Chianti


Il Chianti rappresenta probabilmente la zona simbolo, più di Bolgheri e Montalcino, che ha fatto conoscere la Toscana al mondo, a cui si deve il merito di aver convertito i vini italiani da vini da pasto a vini di alto artigianato.

Il successo di questa zona inizia a partire dagli anni ‘70, quando alcuni produttori ebbero l’impulso di produrre dei grandi vini rossi toscani. Su tutti, un grande lavoro iniziale è stato svolto da Castello di Ama e Fattoria di Felsina i quali, grazie alla forte tradizione e alle giuste strategie, riuscirono ad elevare la qualità dei vini rossi della zona.
Fino al XIX secolo, il Chianti veniva elaborato con la maggioranza di uve canaiolo, con sole piccole aggiunte di sangiovese o di malvasia. Fu il conte Bettino Ricasoli, proprietario della maison de négoce Ricasoli, che nella seconda metà dell’800 mise a punto una nuova formula per il Chianti, inserendo il sangiovese in netta predominanza (ben 70%), con un apporto del 15% di canaiolo nero e del 10% di uve bianche atte ad equilibrare le durezze dell’uva principale.
Altra pratica che fu utilizzata è quella del cosiddetto “governo”, che consiste nel mettere una parte dei grappoli in fase di vendemmia per farli appassire, e poi aggiungerli al mosto fermentato. La seconda fermentazione apporta un contenuto alcolometrico più elevato e maggiore rotondità.

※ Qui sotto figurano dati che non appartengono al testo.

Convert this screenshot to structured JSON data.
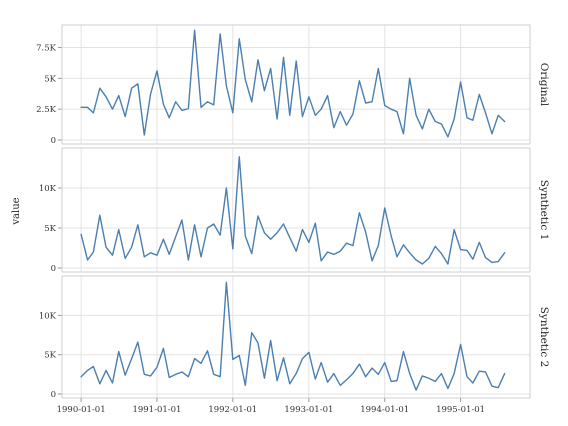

Oggi, il territorio del Chianti è costituito anche di uve internazionali a bacca rossa, che vengono utilizzate in percentuali minori in assemblaggio con lo stesso sangiovese all’interno della DOCG oppure vengono utilizzate in tagli particolari per elaborare grandi vini rossi al di fuori della denominazione, quali Solaia e Tignanello.

La zona del Chianti è la più ampia in termini produttivi tra tutte le denominazioni italiane, con una produzione di ben 750 mila ettolitri. Per questa ragione, i terreni e le conseguenti caratteristiche del vino, variano molto da zona a zona.
Ciò ha portato all’identificazione di 8 zone differenti all’interno della denominazione: prima su tutti Chianti Classico, nelle province di Siena e Firenze, che dal 1980 ha acquisito la DOCG autonoma. Rufina, dove nascono i Chianti più eleganti: la maggior parte delle vigne appartengono ai Frescobaldi e Antinori. Di rilievo minore sono Montespertoli, Colli Fiorentini, Colli Aretini, Colli Senesi e Colli Pisani, che danno vita a Chianti meno strutturati e complessi. Il cru Montalbano copre, invece, l’area di Carmignano, la più antica denominazione della Toscana.

Sin dal Medio Evo, la zona del Chianti Classico, la più suggestiva tra tutte, identifica i comuni di Radda, Gaiole e Castellina, i quali formarono un’unione politica e militare chiamata Lega del Chinati. Nel 1716, Cosimo III de’ Medici, gran duca di Firenze, dona ad esse anche il comune di Greve. Il disciplinare degli anni ‘80 ha poi indicato anche i comuni, di secondaria importanza, di San Casciano, Barberino, Tavarnelle, Castelnuovo Berardenga e Poggibonsi.
Si può affermare che i migliori vini della zona del Chianti Classico provengono dalle colline di Gaiole e dalle parcelle situate a mezza collina a sud di Greve e a nord di Radda e Castellina.
Il Consorzio del Chianti Classico, il cui simbolo è identificato dal noto gallo nero, ha svolto un notevole lavoro nella promozione delle cantine della sottozona, nella ricerca dei cloni di sangiovese e nel reimpianto delle vigne, avvenuto in massa nei decenni ‘60 e ‘70.

I produttori del Chianti che hanno svolto un ruolo centrale nel successo del territorio sono senz’altro Marchesi Antinori, Marchesi de’ Frescobaldi, Castellare di Castellina, Montevertine, Fattoria di Fèlsina, Barone Ricasoli, Borgo Salcetino, Monteraponi, Fontodi, Castello di Monsanto, Banfi.